Уолтер искоса, поверх носа, взглянул на меня. Хотя Уолтер проходил службу в армии, нос у него был флотский, с высокой переносицей.
— Позвонить? — сказал он, пытаясь в возможно вежливой форме предостеречь меня.
— Да, позвонить, — сказал я. — Чтобы объяснить положение дел.
— И каково же оно?
— Тут два положения: мое и его. Его положение несколько щекотливо: ему в любую минуту могут перерезать глотку.
— Выпейте еще кофе, мистер Джимсон, прошу вас, — сказал Уолтер, густо краснея. Никогда не видел его таким кирпично-красным. Он искал способ как-то занять меня, чтобы отвлечь от злодейских помыслов. — Кофе здесь неплохой, не правда ли? Мне по крайней мере всегда казалось, что неплохой.
— Спасибо, Уолтер, — сказал я. — Пожалуй, выпью. Мистер Хиксон сейчас скорее всего принимает ванну и вряд ли подойдет к телефону.
— Вы думаете, он понимает в новых картинах так, как вы сейчас объясняли? — сказал Уолтер, подзывая официантку. — По-моему, куда лучше обратиться к правительству.

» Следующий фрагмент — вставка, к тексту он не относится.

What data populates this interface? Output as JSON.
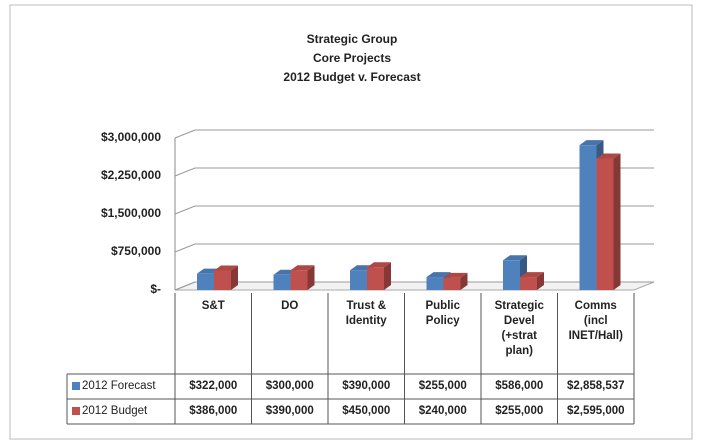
{
  "chart_data": {
    "type": "bar3d",
    "title": [
      "Strategic Group",
      "Core Projects",
      "2012 Budget v. Forecast"
    ],
    "categories": [
      "S&T",
      "DO",
      "Trust & Identity",
      "Public Policy",
      "Strategic Devel (+strat plan)",
      "Comms (incl INET/Hall)"
    ],
    "series": [
      {
        "name": "2012 Forecast",
        "color": "#4f81bd",
        "values": [
          322000,
          300000,
          390000,
          255000,
          586000,
          2858537
        ],
        "value_labels": [
          "$322,000",
          "$300,000",
          "$390,000",
          "$255,000",
          "$586,000",
          "$2,858,537"
        ]
      },
      {
        "name": "2012 Budget",
        "color": "#c0504d",
        "values": [
          386000,
          390000,
          450000,
          240000,
          255000,
          2595000
        ],
        "value_labels": [
          "$386,000",
          "$390,000",
          "$450,000",
          "$240,000",
          "$255,000",
          "$2,595,000"
        ]
      }
    ],
    "ylim": [
      0,
      3000000
    ],
    "yticks": [
      {
        "value": 0,
        "label": "$-"
      },
      {
        "value": 750000,
        "label": "$750,000"
      },
      {
        "value": 1500000,
        "label": "$1,500,000"
      },
      {
        "value": 2250000,
        "label": "$2,250,000"
      },
      {
        "value": 3000000,
        "label": "$3,000,000"
      }
    ],
    "grid": true
  }
}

— Нет, не понимает, — сказал я. — Мистер Хиксон никогда ничего не понимал в моих картинах. Но он миллионер и понимает, куда вкладывать деньги. Иначе он не был бы миллионером.
— А он все еще миллионер? — сказал Уолтер. — Говорят, они нынче повывелись. Столько народу их травит.
— Повывелись, как хорьки.
— Говорят, им скоро вовсе конец. Правда, это из газет.
— Вполне возможно, они сами себе устроят конец, — сказал я. — Они сильные особи, результат естественного отбора; но даже тигры и белые медведи способны отчаяться, если все вокруг их возненавидят.